Image Transformations

Image Filtering vs Image Warping

Two fundamental ways to transform an image:

  • Image filtering: changes the range (pixel intensity values). Output g(x,y) = h(f(x,y)).

  • Image warping: changes the domain (pixel coordinates/positions). Output g(x',y') = f(T(x,y)).
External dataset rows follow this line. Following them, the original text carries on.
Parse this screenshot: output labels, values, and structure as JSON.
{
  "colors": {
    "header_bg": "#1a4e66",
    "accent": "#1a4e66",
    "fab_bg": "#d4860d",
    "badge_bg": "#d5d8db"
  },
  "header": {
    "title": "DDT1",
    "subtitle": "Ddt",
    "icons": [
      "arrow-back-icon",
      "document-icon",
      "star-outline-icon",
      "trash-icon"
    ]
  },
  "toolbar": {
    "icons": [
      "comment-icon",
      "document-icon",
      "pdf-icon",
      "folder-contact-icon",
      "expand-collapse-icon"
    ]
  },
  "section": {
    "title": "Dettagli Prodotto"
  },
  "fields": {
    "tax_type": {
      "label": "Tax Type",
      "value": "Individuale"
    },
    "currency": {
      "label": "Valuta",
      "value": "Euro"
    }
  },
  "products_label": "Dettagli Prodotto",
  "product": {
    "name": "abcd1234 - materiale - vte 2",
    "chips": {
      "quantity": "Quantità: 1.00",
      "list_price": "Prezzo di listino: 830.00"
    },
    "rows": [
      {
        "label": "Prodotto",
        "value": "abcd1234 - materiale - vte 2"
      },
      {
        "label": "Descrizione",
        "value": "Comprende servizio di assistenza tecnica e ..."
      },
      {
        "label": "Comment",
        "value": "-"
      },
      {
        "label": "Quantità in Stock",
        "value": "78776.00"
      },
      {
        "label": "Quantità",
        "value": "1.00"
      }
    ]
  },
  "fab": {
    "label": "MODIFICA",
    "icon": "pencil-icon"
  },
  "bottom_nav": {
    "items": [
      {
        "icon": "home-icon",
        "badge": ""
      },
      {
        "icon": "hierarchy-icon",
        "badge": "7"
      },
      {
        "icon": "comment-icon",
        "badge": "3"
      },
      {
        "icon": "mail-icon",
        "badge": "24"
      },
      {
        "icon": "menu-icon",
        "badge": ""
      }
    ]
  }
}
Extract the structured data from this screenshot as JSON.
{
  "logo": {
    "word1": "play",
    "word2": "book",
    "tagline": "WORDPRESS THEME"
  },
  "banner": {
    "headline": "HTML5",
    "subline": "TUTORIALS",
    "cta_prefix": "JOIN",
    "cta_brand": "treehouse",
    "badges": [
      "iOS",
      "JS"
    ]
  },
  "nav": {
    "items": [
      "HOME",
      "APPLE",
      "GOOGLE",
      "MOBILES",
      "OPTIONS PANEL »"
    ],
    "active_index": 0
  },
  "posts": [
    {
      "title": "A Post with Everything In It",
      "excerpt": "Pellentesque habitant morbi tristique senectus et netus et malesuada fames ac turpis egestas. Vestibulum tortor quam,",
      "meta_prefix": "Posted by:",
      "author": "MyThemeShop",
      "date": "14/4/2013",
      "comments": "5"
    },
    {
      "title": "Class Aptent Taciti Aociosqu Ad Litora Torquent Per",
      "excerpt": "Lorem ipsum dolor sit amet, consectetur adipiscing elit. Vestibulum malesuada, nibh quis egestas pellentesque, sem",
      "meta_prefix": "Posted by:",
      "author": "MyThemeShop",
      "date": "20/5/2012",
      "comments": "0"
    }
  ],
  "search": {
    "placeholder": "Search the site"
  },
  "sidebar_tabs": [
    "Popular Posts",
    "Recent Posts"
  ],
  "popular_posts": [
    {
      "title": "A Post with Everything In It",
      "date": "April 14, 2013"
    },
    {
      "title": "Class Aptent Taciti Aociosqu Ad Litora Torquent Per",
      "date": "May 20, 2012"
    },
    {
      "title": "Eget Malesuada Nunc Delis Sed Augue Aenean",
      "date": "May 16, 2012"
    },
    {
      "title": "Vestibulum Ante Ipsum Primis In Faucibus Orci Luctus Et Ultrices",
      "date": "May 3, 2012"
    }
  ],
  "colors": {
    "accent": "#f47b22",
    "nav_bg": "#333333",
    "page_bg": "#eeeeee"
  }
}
Filtering modifies what each pixel contains; warping modifies where each pixel is located.

Parametric Global Warping

Goal: find a single transformation function T with parameters that maps every point p = (x, y) to p' = (x', y') uniformly across the entire image.

Matrix representation:

\[p' = M \cdot p\]

where M encodes all transformation parameters. For 2D transforms, M is initially a 2x2 matrix applied to [x, y]^T to produce [x', y']^T.

2D Scaling

\[\begin{split}\begin{bmatrix} x' \\ y' \end{bmatrix} = \begin{bmatrix} s_x & 0 \\ 0 & s_y \end{bmatrix} \begin{bmatrix} x \\ y \end{bmatrix}\end{split}\]
  • Uniform scaling: s_x = s_y

  • Non-uniform scaling changes aspect ratio

2D Rotation

\[\begin{split}\begin{bmatrix} x' \\ y' \end{bmatrix} = \begin{bmatrix} \cos\theta & -\sin\theta \\ \sin\theta & \cos\theta \end{bmatrix} \begin{bmatrix} x \\ y \end{bmatrix}\end{split}\]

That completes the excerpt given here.